Es werden etwa Landwirte, als eine Zielgruppe des Projektes, besucht, diese im Rahmen von „Walk-Along-Interviews“ durch ihren Alltag begleitet – und vor allem zugehört. „Sie erzählen viel von Klimawandel, Dürre, aber eben in ihrer eigenen Alltagssprache und -wahrnehmung. Darüber wollen wir ihre Annahmen zum Klimawandel herausfiltern. Damit können wir dann vielleicht besser erklären, warum eine Gruppe, die so stark vom Klimawandel betroffen sein wird, auch so stark auf das Thema polarisiert, und warum einige Betroffene gegen Initiativen wie den Green Deal protestieren.“ 

 

Die Emotionen sind für die Forscherin dabei Ausdruck unserer Gefühle“, aber vor allem auch ein Produkt aus dem „Kontext der polarisierenden Diskussionen rund um gesellschaftliche Entwicklungen. Es sei wichtig zu sehen, welche Gefühlslagen dazu führen, dass sich Leute gegen etwas auflehnen – auch mit jeglicher Ambivalenz, die vielleicht mitschwingt.  

Die Wissenschaft hingegen gelte in der allgemeinen Wahrnehmung als nicht emotional. „Das ist auch nachvollziehbar.

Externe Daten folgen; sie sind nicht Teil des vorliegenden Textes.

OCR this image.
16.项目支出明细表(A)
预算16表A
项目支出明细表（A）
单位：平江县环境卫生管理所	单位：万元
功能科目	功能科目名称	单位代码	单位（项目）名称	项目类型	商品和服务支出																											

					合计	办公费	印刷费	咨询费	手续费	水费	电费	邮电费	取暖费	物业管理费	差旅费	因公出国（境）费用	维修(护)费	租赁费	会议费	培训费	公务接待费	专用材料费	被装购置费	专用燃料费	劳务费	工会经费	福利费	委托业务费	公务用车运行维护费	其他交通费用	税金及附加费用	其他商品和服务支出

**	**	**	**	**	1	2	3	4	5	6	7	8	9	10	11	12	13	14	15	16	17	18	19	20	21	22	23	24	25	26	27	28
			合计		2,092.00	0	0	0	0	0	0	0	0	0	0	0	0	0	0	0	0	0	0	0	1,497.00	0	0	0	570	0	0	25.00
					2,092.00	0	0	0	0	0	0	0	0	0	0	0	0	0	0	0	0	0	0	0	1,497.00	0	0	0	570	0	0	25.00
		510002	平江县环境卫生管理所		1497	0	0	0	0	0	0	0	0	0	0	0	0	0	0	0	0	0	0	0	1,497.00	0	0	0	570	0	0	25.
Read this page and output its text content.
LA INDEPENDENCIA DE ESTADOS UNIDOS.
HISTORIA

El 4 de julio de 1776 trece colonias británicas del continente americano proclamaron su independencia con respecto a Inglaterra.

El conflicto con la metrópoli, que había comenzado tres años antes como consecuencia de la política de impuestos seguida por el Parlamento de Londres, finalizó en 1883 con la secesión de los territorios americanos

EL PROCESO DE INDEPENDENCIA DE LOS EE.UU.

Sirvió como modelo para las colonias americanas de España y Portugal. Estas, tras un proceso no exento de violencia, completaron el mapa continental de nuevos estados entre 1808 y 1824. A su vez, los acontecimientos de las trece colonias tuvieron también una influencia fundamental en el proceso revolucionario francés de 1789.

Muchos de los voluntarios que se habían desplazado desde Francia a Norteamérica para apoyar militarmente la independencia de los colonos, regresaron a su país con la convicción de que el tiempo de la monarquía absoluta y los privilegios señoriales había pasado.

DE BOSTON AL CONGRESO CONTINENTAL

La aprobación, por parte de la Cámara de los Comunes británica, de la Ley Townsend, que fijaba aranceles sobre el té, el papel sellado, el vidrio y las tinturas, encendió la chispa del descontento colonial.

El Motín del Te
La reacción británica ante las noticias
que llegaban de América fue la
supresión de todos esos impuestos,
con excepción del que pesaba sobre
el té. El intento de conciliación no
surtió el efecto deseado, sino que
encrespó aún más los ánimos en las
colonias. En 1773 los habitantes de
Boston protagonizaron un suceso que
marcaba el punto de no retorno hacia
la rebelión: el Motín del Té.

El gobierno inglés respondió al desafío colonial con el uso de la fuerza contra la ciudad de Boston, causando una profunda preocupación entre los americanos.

Wissenschaft hat ihren methodischen Zugang, ist stringent. Da gibt es keinen Platz für spontane ideologische Färbung.“ Gleichzeitig seien eben Wissenschafterinnen und Wissenschafter auch Menschen und Kinder ihrer Zeit.  

„Der französische Soziologe Emile Durkheim forschte zu Selbstmord in einer Zeit, als Selbstmord noch tief in einen religiösen Diskurs verankert war. Diese Annahmen, die Ideologie, vielleicht auch die damit verbundenen Emotionen trieben ihn dazu.“ Wenn sich also mehr in den Köpfen verankert, dass Wissenschaft und Emotionen keine getrennten, sondern durchaus kommunizierende Gefäße sind, „dann eröffne sich vielleicht auch hier eine ganz neue gesellschaftliche Diskussion über Wissenschaft und ihre Rolle“, so ihre Hoffnung.